Effective asthma management typically requires a combined approach that integrates behavioral strategies (e.g., symptom monitoring) within the context of medical treatment. An integrated approach incorporates three basic behavioral recommendations. First, avoiding triggers is emphasized in order to prevent symptoms and limit the severity of asthma episodes. Avoiding triggers includes staying away from irritants (e.g., tobacco smoke, cold dry air) and allergens (e.g., animal dander, dust, mold). Second, given that medical treatment often involves use of multiple medications over time, treatment plans should be constructed to maximize patient adherence. Prescribing medications that are more convenient to use, require less frequent dosing, and have minimal side effects is more likely to facilitate adherence. Third, ongoing symptom monitoring through the use of a peak flow meter, symptom records, and regular feedback to a physician is critical to determine if adjustments in treatment approach are necessary.
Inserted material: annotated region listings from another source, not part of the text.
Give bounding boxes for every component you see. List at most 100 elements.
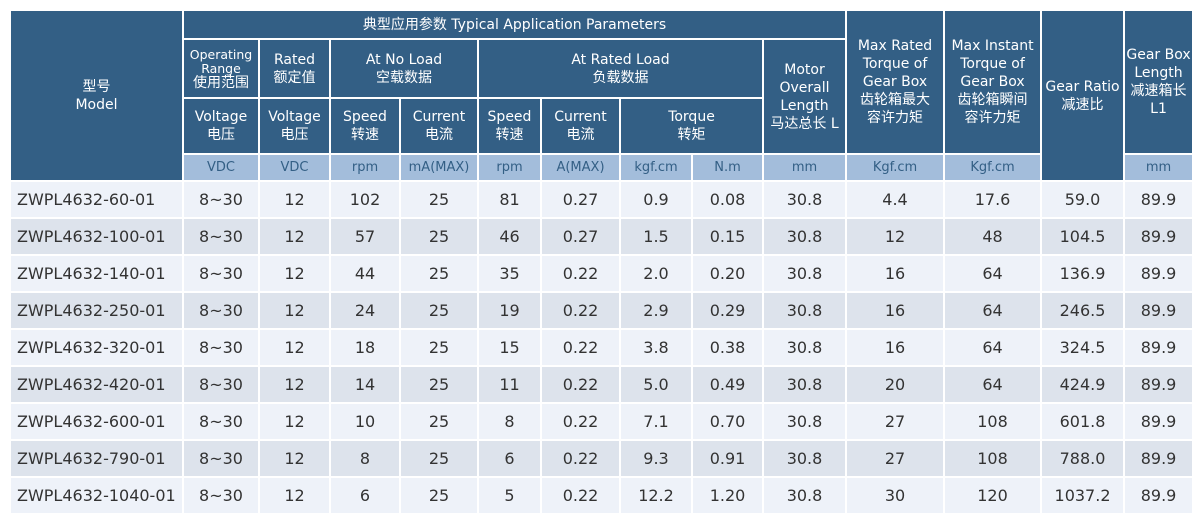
value-cell: 0.22: [540, 254, 621, 293]
value-cell: 19: [477, 291, 542, 330]
value-cell: 12: [258, 439, 331, 478]
value-cell: 7.1: [619, 402, 693, 441]
unit-cell: Kgf.cm: [943, 153, 1043, 182]
value-cell: 6: [477, 439, 542, 478]
value-cell: 12.2: [619, 476, 693, 515]
value-cell: 8~30: [182, 180, 260, 219]
value-cell: 30.8: [761, 217, 848, 256]
header-gear-ratio: Gear Ratio 减速比: [1040, 9, 1126, 182]
value-cell: 8~30: [182, 365, 260, 404]
value-cell: 102: [329, 180, 401, 219]
model-cell: ZWPL4632-60-01: [9, 180, 184, 219]
value-cell: 25: [399, 439, 479, 478]
value-cell: 0.22: [540, 291, 621, 330]
value-cell: 24: [329, 291, 401, 330]
value-cell: 0.15: [691, 217, 764, 256]
unit-cell: mm: [1123, 153, 1195, 182]
model-cell: ZWPL4632-250-01: [9, 291, 184, 330]
value-cell: 12: [258, 254, 331, 293]
value-cell: 12: [258, 328, 331, 367]
value-cell: 246.5: [1040, 291, 1126, 330]
header-title: 典型应用参数 Typical Application Parameters: [181, 9, 848, 40]
value-cell: 30.8: [761, 439, 848, 478]
table-row: ZWPL4632-790-01 8~30 12 8 25 6 0.22 9.3 0.91 30.8…: [9, 439, 1195, 478]
header-rated-voltage: Voltage 电压: [258, 97, 331, 155]
table-row: ZWPL4632-140-01 8~30 12 44 25 35 0.22 2.0 0.20 30…: [9, 254, 1195, 293]
value-cell: 64: [943, 291, 1043, 330]
table-row: ZWPL4632-60-01 8~30 12 102 25 81 0.27 0.9 0.08 30…: [9, 180, 1195, 219]
model-cell: ZWPL4632-790-01: [9, 439, 184, 478]
value-cell: 30.8: [761, 328, 848, 367]
value-cell: 5: [477, 476, 542, 515]
value-cell: 6: [329, 476, 401, 515]
header-no-load: At No Load 空载数据: [329, 38, 479, 99]
value-cell: 89.9: [1123, 402, 1195, 441]
value-cell: 30.8: [761, 476, 848, 515]
unit-cell: kgf.cm: [619, 153, 693, 182]
value-cell: 0.20: [691, 254, 764, 293]
unit-cell: VDC: [182, 153, 260, 182]
value-cell: 27: [845, 402, 946, 441]
value-cell: 25: [399, 254, 479, 293]
value-cell: 12: [258, 217, 331, 256]
value-cell: 0.27: [540, 217, 621, 256]
value-cell: 324.5: [1040, 328, 1126, 367]
value-cell: 30.8: [761, 365, 848, 404]
unit-cell: mA(MAX): [399, 153, 479, 182]
value-cell: 27: [845, 439, 946, 478]
value-cell: 16: [845, 328, 946, 367]
header-model: 型号 Model: [9, 9, 184, 182]
value-cell: 64: [943, 254, 1043, 293]
table-row: ZWPL4632-100-01 8~30 12 57 25 46 0.27 1.5 0.15 30…: [9, 217, 1195, 256]
value-cell: 8~30: [182, 217, 260, 256]
value-cell: 12: [258, 291, 331, 330]
value-cell: 44: [329, 254, 401, 293]
value-cell: 4.4: [845, 180, 946, 219]
value-cell: 0.22: [540, 328, 621, 367]
value-cell: 8~30: [182, 254, 260, 293]
value-cell: 0.22: [540, 476, 621, 515]
value-cell: 89.9: [1123, 476, 1195, 515]
value-cell: 0.22: [540, 365, 621, 404]
value-cell: 35: [477, 254, 542, 293]
value-cell: 8~30: [182, 476, 260, 515]
unit-cell: rpm: [477, 153, 542, 182]
value-cell: 30.8: [761, 180, 848, 219]
value-cell: 89.9: [1123, 365, 1195, 404]
value-cell: 1.5: [619, 217, 693, 256]
value-cell: 16: [845, 291, 946, 330]
value-cell: 2.0: [619, 254, 693, 293]
value-cell: 0.9: [619, 180, 693, 219]
value-cell: 8~30: [182, 291, 260, 330]
header-nl-current: Current 电流: [399, 97, 479, 155]
header-rl-speed: Speed 转速: [477, 97, 542, 155]
value-cell: 17.6: [943, 180, 1043, 219]
value-cell: 59.0: [1040, 180, 1126, 219]
header-operating-range: Operating Range 使用范围: [182, 38, 260, 99]
value-cell: 8~30: [182, 439, 260, 478]
value-cell: 0.49: [691, 365, 764, 404]
specs-table: 型号 Model 典型应用参数 Typical Application Param…: [9, 9, 1195, 515]
value-cell: 25: [399, 291, 479, 330]
value-cell: 14: [329, 365, 401, 404]
value-cell: 89.9: [1123, 180, 1195, 219]
model-cell: ZWPL4632-600-01: [9, 402, 184, 441]
value-cell: 89.9: [1123, 439, 1195, 478]
value-cell: 25: [399, 402, 479, 441]
value-cell: 15: [477, 328, 542, 367]
value-cell: 89.9: [1123, 291, 1195, 330]
unit-cell: VDC: [258, 153, 331, 182]
value-cell: 20: [845, 365, 946, 404]
value-cell: 424.9: [1040, 365, 1126, 404]
value-cell: 1037.2: [1040, 476, 1126, 515]
header-torque: Torque 转矩: [619, 97, 764, 155]
value-cell: 136.9: [1040, 254, 1126, 293]
value-cell: 10: [329, 402, 401, 441]
value-cell: 0.91: [691, 439, 764, 478]
value-cell: 0.70: [691, 402, 764, 441]
header-max-instant-torque: Max Instant Torque of Gear Box 齿轮箱瞬间 容许力矩: [943, 9, 1043, 155]
value-cell: 3.8: [619, 328, 693, 367]
value-cell: 0.29: [691, 291, 764, 330]
value-cell: 25: [399, 217, 479, 256]
model-cell: ZWPL4632-100-01: [9, 217, 184, 256]
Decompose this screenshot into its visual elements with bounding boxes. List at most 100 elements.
An additional component of symptom monitoring involves seeking appropriate health care services (e.g., physician “sick visit,” emergency department visit) if indicated.
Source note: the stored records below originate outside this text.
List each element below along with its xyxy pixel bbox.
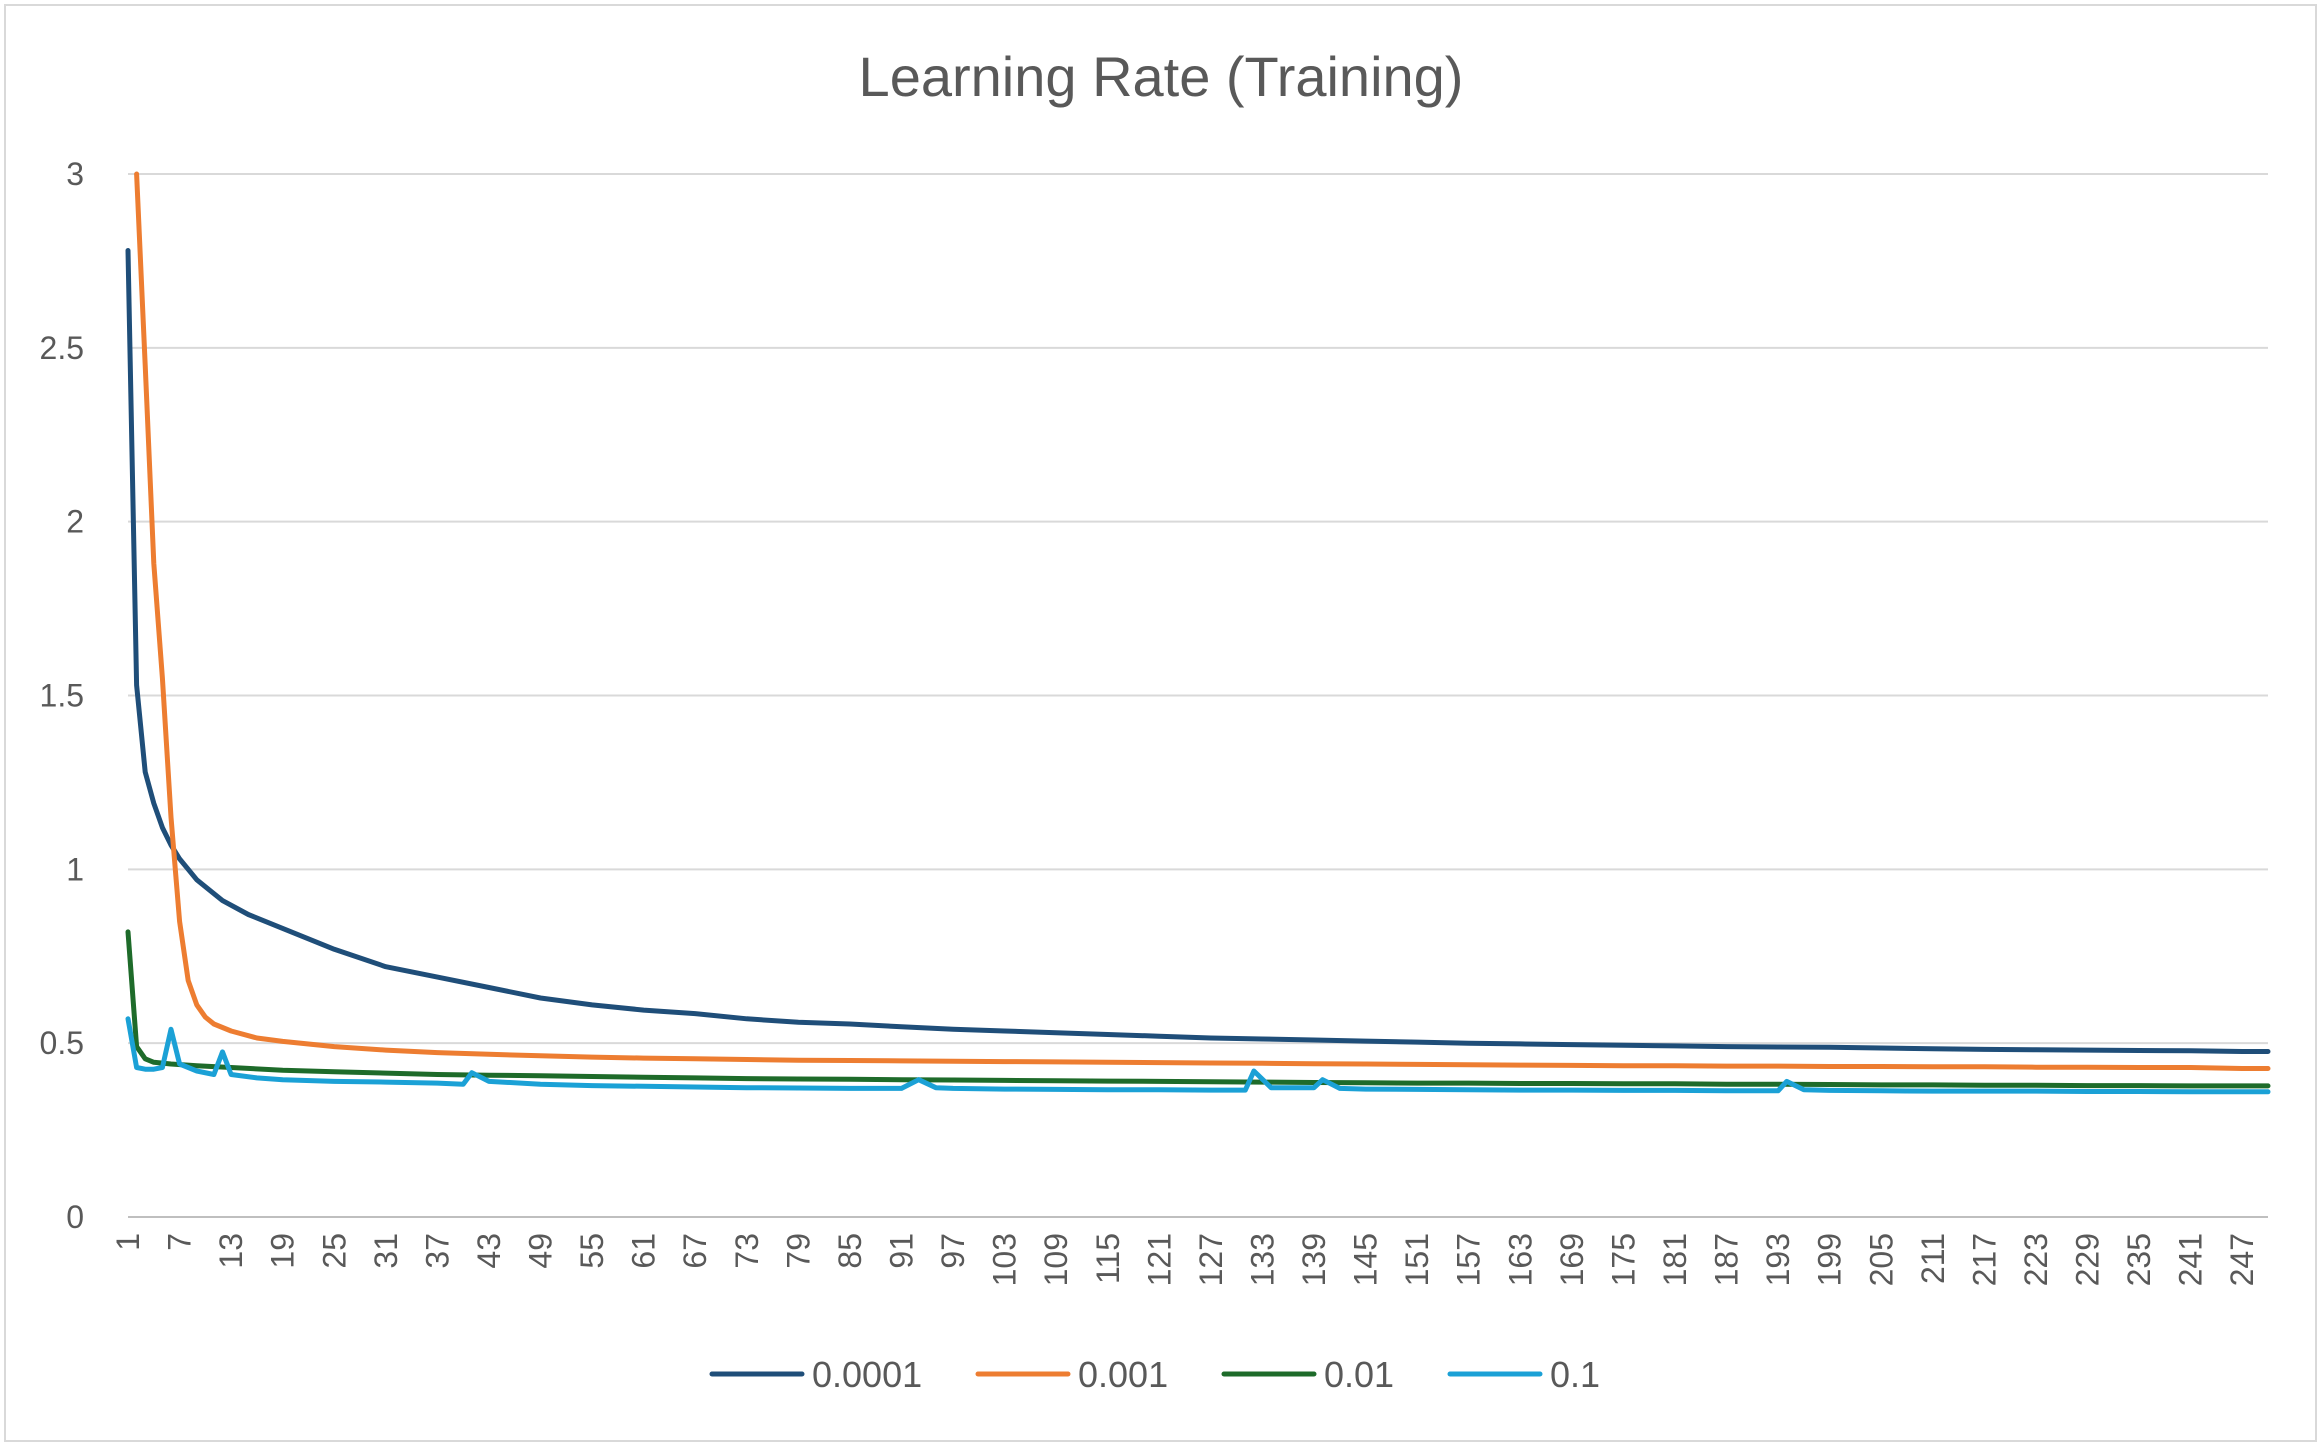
x-tick-label: 43 <box>471 1233 507 1269</box>
series-line-0.01 <box>125 929 2271 1089</box>
series-line-0.001 <box>134 171 2271 1071</box>
x-tick-label: 103 <box>987 1233 1023 1286</box>
series-line-0.1 <box>125 1016 2271 1095</box>
legend-item-0.01: 0.01 <box>1221 1354 1394 1395</box>
legend-label: 0.01 <box>1324 1354 1394 1395</box>
legend-item-0.0001: 0.0001 <box>709 1354 922 1395</box>
x-tick-label: 7 <box>162 1233 198 1251</box>
x-tick-label: 127 <box>1193 1233 1229 1286</box>
x-tick-label: 157 <box>1451 1233 1487 1286</box>
y-tick-label: 1 <box>66 851 84 887</box>
legend: 0.0001 0.001 0.01 0.1 <box>709 1354 1600 1395</box>
x-tick-label: 19 <box>265 1233 301 1269</box>
x-tick-label: 229 <box>2070 1233 2106 1286</box>
legend-label: 0.001 <box>1078 1354 1168 1395</box>
x-tick-label: 73 <box>729 1233 765 1269</box>
x-tick-label: 175 <box>1605 1233 1641 1286</box>
y-tick-label: 0 <box>66 1199 84 1235</box>
x-tick-label: 55 <box>574 1233 610 1269</box>
x-tick-label: 61 <box>626 1233 662 1269</box>
x-tick-label: 49 <box>523 1233 559 1269</box>
y-axis-tick-labels: 0 0.5 1 1.5 2 2.5 3 <box>40 156 84 1235</box>
y-tick-label: 1.5 <box>40 678 84 714</box>
x-tick-label: 169 <box>1554 1233 1590 1286</box>
x-tick-label: 13 <box>213 1233 249 1269</box>
chart-area <box>4 4 2317 1442</box>
x-tick-label: 223 <box>2018 1233 2054 1286</box>
y-tick-label: 2.5 <box>40 330 84 366</box>
legend-label: 0.0001 <box>812 1354 922 1395</box>
x-tick-label: 247 <box>2224 1233 2260 1286</box>
series-lines <box>125 171 2271 1095</box>
x-tick-label: 193 <box>1760 1233 1796 1286</box>
x-tick-label: 37 <box>419 1233 455 1269</box>
x-tick-label: 187 <box>1709 1233 1745 1286</box>
legend-item-0.001: 0.001 <box>975 1354 1168 1395</box>
x-tick-label: 235 <box>2121 1233 2157 1286</box>
y-tick-label: 0.5 <box>40 1025 84 1061</box>
x-tick-label: 79 <box>780 1233 816 1269</box>
x-tick-label: 163 <box>1502 1233 1538 1286</box>
x-axis-tick-labels: 1 7 13 19 25 31 37 43 49 55 61 67 73 79 85 91 97 103 109 11… <box>110 1233 2260 1286</box>
x-tick-label: 97 <box>935 1233 971 1269</box>
legend-label: 0.1 <box>1550 1354 1600 1395</box>
y-tick-label: 3 <box>66 156 84 192</box>
x-tick-label: 121 <box>1141 1233 1177 1286</box>
x-tick-label: 241 <box>2173 1233 2209 1286</box>
series-line-0.0001 <box>125 248 2271 1054</box>
x-tick-label: 25 <box>316 1233 352 1269</box>
x-tick-label: 133 <box>1244 1233 1280 1286</box>
gridlines <box>128 173 2268 1218</box>
x-tick-label: 115 <box>1090 1233 1126 1284</box>
x-tick-label: 217 <box>1966 1233 2002 1286</box>
x-tick-label: 151 <box>1399 1233 1435 1286</box>
x-tick-label: 85 <box>832 1233 868 1269</box>
x-tick-label: 181 <box>1657 1233 1693 1286</box>
x-tick-label: 211 <box>1915 1233 1951 1284</box>
x-tick-label: 205 <box>1863 1233 1899 1286</box>
x-tick-label: 1 <box>110 1233 146 1251</box>
x-tick-label: 139 <box>1296 1233 1332 1286</box>
x-tick-label: 91 <box>883 1233 919 1269</box>
x-tick-label: 109 <box>1038 1233 1074 1286</box>
legend-item-0.1: 0.1 <box>1447 1354 1600 1395</box>
y-tick-label: 2 <box>66 504 84 540</box>
chart-title: Learning Rate (Training) <box>859 45 1464 108</box>
x-tick-label: 67 <box>677 1233 713 1269</box>
x-tick-label: 199 <box>1812 1233 1848 1286</box>
x-tick-label: 31 <box>368 1233 404 1269</box>
x-tick-label: 145 <box>1348 1233 1384 1286</box>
When children and adults continue to have difficulty with asthma despite an integrated approach, supplemental psychosocial interventions are often recommended. Specialized behavioral interventions have been applied to assist patients with poorly managed asthma, and include educational efforts, cognitive-behavioral therapy, and family therapy to supplement medical interventions.
Providing asthma education as a route to promoting appropriate management behaviors is the most common strategy. Results from studies examining the effectiveness of asthma education have been mixed. A meta-analysis of asthma education programs for children concluded that these programs had limited effects on morbidity (Bernard-Bonnin, Stachenko, Bonnin, Charette, & Rousseau, 1995). Helping patients to better understand their disease and the importance of effective asthma management appears to be a valuable stepping-stone, but educational efforts in the absence of behavioral strategies typically do not result in sustainable improvements in morbidity and adherence. As a result, intervention efforts that combine education with behavioral techniques, such as cognitive-behavioral skills, stress management, and family therapy, are the most promising approaches.
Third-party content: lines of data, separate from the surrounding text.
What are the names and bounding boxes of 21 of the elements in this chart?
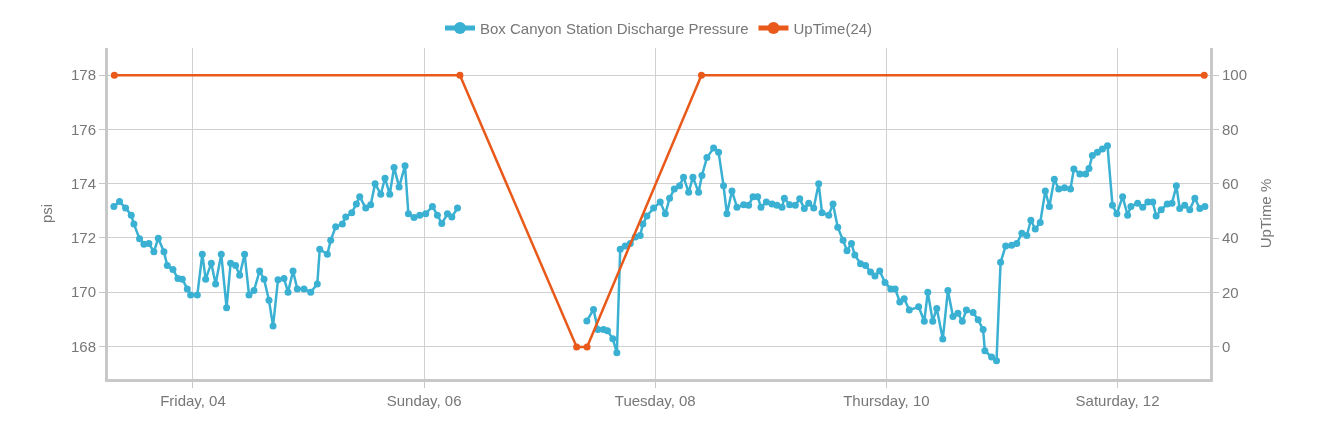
- y-axis-title: psi: [38, 203, 56, 224]
- legend-label: Box Canyon Station Discharge Pressure: [480, 19, 749, 37]
- y2-tick-label: 100: [1222, 66, 1248, 84]
- y2-tick-label: 40: [1222, 229, 1239, 247]
- y2-axis-title: UpTime %: [1257, 178, 1275, 249]
- x-tick-label: Tuesday, 08: [614, 392, 696, 409]
- y2-tick-label: 0: [1222, 338, 1231, 356]
- y2-tick-label: 20: [1222, 283, 1239, 301]
- y2-tick-label: 60: [1222, 175, 1239, 193]
- y2-tick-label: 80: [1222, 120, 1239, 138]
- y-tick-label: 168: [70, 337, 96, 355]
- y-tick-label: 170: [70, 283, 96, 301]
- x-tick-label: Sunday, 06: [386, 392, 462, 409]
- x-tick-label: Friday, 04: [160, 392, 226, 409]
- x-tick-label: Thursday, 10: [843, 392, 930, 409]
- y-tick-label: 176: [70, 120, 96, 138]
- y-tick-label: 172: [70, 229, 96, 247]
- x-tick-label: Saturday, 12: [1075, 392, 1160, 409]
- y-tick-label: 178: [70, 66, 96, 84]
- y-tick-label: 174: [70, 174, 96, 192]
- legend-label: UpTime(24): [793, 19, 873, 37]
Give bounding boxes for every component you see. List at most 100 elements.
Cognitive-behavioral interventions include a range of strategies aimed to maximize the frequency and effectiveness of self-management behaviors, such as medication adherence and trigger avoidance. Problem-solving therapy has been identified as a tool that can be used effectively by children, families, and adults to identify barriers to mismanagement (e.g., forgetting to take medications) and adopt strategies to circumvent barriers (e.g., using a daily calendar to monitor medication use). Cognitive-behavioral techniques can also be used to help patients recognize early signs of breathing difficulty and respond appropriately according to a predetermined action plan. As emotions have been shown to trigger asthma exacerbations for a portion of individuals, specific techniques to decrease anxiety and tension, such as relaxation training and biofeedback, have also been investigated. Generally, these programs have been found to be useful adjuncts in improving pulmonary function for individuals who have emotionally triggered asthma. Their efficacy to prevent asthma episodes, however, has not been demonstrated.